Global gaming operator Kindred Group has been fighting Norway for years over its inability to be part of the country’s gaming market. Facing possible multimillion-dollar fines, it finally relented and agreed to exit, but that decision isn’t keeping the Norwegian Gaming Authority (NGA) away.
Kindred repeatedly questioned Norway’s position on gaming, which it controls as a monopoly. The company said it would continue to serve the country’s gamblers, even though it knew the NGA might hit it with a fine of up to $42.7 million.
Then, last month, the company backed down. It said it would no longer provide its services to Norwegian consumers and would quit offering its platform, controlled by Maltese subsidiary Trannel International Ltd, in the country. It should have actively continued in the country and raked in the revenue.
Norway Faces Kindred On The Legal Battlefield
Kindred announced today that the NGA is proceeding with its “coercive fine” against the company. It calls the fine unenforceable, and vows to continue to fight it in court.
Because Trannel holds a license from an approved jurisdiction in the European Union (EU), Kindred believes this is enough for it to be able to offer its gaming services across the region. Now that the company has pulled out of the Norwegian market, it feels that the country has no legal ground to try to collect the fine.
When Kindred backed out of Norway, it removed all Norwegian references on its website, including the language and the country’s flags. In addition, it no longer offered Norwegian-language customer service representatives and quit marketing in the country.
However, it didn’t flip the switch off completely. Kindred still allowed Norwegian customers to sign up, but only passively.
As a result, the NGA feels that the company is still “targeting” Norwegian consumers and wants its money. Kindred scoffed at the attempt, saying that it is “fully legal for Norwegian residents to access and use international gambling services” that have a license in the EU or the European Economic Area.
Kindred is also facing trouble on a different front. At the end of last month, it announced that its Unibet sportsbook would leave Iowa, the result of a transition to focus on states where it can offer multiple gaming options.
Kindred Goes Green
It hasn’t been all bad news for Kindred, though. The Science Based Targets Initiative (SBTi) has independently validated Kindred’s revised climate targets, an initiative that encourages climate action in the private sector.
To meet the targets of the Paris Climate Agreement, an international treaty on environmental matters, certain standardized measures for the reduction of emissions were created.

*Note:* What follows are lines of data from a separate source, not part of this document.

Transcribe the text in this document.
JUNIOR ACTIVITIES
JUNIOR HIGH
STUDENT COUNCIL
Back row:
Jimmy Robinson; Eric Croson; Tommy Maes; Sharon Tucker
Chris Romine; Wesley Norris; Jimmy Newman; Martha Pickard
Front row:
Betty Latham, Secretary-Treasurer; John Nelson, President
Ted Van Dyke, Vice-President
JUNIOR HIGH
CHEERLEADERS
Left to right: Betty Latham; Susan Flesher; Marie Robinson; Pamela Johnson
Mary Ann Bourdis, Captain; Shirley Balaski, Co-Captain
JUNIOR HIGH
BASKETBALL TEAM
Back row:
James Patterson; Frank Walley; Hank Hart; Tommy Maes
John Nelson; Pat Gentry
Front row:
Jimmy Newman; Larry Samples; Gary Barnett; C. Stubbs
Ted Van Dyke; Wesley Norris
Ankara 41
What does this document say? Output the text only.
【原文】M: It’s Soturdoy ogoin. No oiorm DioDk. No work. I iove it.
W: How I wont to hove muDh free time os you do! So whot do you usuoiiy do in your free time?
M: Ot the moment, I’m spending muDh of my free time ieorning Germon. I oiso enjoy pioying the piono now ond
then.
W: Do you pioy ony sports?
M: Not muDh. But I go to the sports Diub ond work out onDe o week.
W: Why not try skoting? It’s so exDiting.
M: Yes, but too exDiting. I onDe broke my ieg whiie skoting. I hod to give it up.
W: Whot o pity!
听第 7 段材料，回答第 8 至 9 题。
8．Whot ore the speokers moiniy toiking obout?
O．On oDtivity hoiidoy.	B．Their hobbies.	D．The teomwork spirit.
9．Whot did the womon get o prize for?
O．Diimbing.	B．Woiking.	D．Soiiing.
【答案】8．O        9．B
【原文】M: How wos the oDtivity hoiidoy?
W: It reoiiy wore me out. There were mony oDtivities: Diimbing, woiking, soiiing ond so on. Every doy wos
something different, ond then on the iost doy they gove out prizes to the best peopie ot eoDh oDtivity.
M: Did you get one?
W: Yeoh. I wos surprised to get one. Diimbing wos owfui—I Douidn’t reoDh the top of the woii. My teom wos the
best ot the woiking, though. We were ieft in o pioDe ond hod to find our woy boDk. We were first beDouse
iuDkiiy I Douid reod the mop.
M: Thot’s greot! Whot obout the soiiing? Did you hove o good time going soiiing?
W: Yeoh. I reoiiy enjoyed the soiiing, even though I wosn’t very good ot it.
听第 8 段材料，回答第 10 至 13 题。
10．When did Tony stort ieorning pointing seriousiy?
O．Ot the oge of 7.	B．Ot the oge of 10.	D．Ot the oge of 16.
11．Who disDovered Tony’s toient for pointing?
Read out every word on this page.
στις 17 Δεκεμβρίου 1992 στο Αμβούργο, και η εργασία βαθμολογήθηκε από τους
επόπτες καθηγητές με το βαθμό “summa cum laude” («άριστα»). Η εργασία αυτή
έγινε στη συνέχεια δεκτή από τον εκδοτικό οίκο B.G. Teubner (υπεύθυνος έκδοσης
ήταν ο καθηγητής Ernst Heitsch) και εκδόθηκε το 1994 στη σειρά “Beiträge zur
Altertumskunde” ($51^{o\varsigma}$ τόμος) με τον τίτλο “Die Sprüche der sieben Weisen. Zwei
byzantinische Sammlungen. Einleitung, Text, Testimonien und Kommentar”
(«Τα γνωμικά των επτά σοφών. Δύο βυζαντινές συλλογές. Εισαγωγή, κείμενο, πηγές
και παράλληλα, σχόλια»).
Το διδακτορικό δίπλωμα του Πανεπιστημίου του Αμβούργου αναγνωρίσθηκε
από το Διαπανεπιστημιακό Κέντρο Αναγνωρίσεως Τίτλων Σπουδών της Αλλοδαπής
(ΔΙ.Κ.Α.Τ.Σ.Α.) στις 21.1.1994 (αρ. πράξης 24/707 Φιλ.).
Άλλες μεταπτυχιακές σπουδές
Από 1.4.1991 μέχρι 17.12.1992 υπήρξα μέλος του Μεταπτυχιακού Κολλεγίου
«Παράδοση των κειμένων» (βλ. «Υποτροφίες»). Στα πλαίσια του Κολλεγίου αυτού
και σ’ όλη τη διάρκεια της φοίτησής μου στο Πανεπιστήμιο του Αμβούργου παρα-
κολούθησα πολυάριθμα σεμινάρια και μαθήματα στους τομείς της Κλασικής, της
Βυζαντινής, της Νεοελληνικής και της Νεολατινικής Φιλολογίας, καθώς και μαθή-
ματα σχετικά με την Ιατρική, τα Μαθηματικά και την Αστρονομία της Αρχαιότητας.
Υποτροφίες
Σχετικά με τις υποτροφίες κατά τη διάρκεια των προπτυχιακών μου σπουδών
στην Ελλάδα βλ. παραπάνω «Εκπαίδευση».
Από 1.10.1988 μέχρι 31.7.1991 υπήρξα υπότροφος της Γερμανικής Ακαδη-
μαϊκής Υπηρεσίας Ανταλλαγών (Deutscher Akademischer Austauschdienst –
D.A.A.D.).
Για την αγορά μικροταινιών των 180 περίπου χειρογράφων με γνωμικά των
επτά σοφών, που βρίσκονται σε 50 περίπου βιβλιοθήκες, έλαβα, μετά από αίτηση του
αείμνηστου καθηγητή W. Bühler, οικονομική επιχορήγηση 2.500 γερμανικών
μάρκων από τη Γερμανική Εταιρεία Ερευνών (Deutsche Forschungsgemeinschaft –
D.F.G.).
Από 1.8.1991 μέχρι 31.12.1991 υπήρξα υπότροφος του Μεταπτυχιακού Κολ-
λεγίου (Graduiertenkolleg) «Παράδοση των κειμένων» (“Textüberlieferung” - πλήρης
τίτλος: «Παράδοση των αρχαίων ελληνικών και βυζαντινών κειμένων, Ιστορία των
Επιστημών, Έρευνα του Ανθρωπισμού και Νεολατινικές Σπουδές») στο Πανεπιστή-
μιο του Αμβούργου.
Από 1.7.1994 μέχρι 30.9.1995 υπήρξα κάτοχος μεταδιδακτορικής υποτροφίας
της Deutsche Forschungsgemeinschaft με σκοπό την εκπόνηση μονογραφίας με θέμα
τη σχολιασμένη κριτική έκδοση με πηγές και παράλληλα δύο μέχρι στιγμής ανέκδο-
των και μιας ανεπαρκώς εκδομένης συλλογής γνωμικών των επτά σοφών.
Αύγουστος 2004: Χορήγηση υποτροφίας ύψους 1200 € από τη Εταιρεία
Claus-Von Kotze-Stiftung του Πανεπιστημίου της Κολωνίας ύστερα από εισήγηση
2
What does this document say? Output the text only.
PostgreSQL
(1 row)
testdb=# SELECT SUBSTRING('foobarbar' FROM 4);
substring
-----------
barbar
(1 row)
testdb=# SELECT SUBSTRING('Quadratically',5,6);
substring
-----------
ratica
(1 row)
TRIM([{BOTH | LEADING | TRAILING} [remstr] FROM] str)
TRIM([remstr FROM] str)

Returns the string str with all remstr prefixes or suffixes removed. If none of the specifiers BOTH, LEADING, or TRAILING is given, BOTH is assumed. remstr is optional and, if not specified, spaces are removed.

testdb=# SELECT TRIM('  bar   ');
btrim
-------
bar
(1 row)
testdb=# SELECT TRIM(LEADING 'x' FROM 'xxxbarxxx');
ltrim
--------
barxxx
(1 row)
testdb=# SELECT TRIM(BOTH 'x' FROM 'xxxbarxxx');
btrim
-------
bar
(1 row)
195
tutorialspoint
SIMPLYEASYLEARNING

Behind the measures are the United Nations’ Global Impact division, the World Resources Institute, the World Wide Fund for Nature and the CDP (previously called the Carbon Disclosure Project).
Kindred has committed to reducing its absolute greenhouse gas emissions in Scope 1 and 2 by 90% by fiscal year 2027, starting from fiscal year 2019. Scope 1 emissions are those that result from the combustion of fuels in a company’s own facilities, according to the SBTi. Scope 2 covers those related to the purchase of energy.
Kindred has also promised to reduce absolute greenhouse gas emissions by 35% within the same period. The company said in a statement that these targets will serve as the framework for its sustainability initiatives moving forward. It added that they will also allow it to “align its carbon-reduction targets to science-based standards throughout its business operations.”